Paper No. 246-3
Presentation Time: 10:45 AM
A NOVEL STATISTICAL METHOD TO DETECT BIOTIC AND ABIOTIC DRIVERS OF GEOGRAPHIC RANGE EVOLUTION WITH PALEONTOLOGICAL DATA
Global biodiversity through time is governed by the interplay between speciation and extinction. Regional biodiversity dynamics are additionally shaped by dispersal, expanding the range of taxa and range contraction via local extinction. New methods using paleontological data have greatly improved our knowledge on how speciation and extinction dynamics are driven by biotic factors (e.g., diversity-dependent speciation) and abiotic indicators (e.g., effects of environmental change on extinction). In contrast, biological questions about the drivers of geographical range evolution remain largely unexplored due to the lack of statistical methods that link dispersal and extinction with biotic and abiotic covariates.
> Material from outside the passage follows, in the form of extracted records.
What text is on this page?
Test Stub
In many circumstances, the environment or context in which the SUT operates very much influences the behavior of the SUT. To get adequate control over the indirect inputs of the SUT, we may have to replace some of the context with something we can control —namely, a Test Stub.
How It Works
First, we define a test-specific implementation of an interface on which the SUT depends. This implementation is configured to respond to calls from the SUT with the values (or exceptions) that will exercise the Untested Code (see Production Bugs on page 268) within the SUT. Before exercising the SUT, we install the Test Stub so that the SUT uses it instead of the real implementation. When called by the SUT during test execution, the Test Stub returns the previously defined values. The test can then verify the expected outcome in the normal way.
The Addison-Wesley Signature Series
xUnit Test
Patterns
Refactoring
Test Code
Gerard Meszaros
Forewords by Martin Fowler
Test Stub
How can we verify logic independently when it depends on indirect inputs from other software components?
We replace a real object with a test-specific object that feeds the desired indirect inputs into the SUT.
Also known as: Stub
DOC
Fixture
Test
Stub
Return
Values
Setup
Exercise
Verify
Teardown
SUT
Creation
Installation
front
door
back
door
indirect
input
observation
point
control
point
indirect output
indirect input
Here we present a new set of dispersal-extinction-sampling (DES) models, which estimates dispersal and extinction rates from the present and past biogeographical distribution of taxa while accounting for the incompleteness of the fossil record via sampling rates. The new framework includes (a) the incorporation of heterogeneity in fossil sampling across taxa, which significantly improves the accuracy in estimating the remaining model parameters, (b) the implementation of models specifically designed to test the effect of biotic and abiotic factors on dispersal and local extinction rates, and (c) a fast maximum likelihood search algorithm for efficient model testing. We benchmark the DES models by simulating different scenarios of biotic/abiotic-dependent range evolution to assess the accuracy of the estimated parameters and the statistical power to identify the correct models. Finally, we test our framework on a dataset of North American and Eurasian mammalian carnivores to assess whether sea‑level changes over the last 40 million years fostered intercontinental dispersal via increased connectivity and competitive effects of incumbent and immigrant species on local extinctions.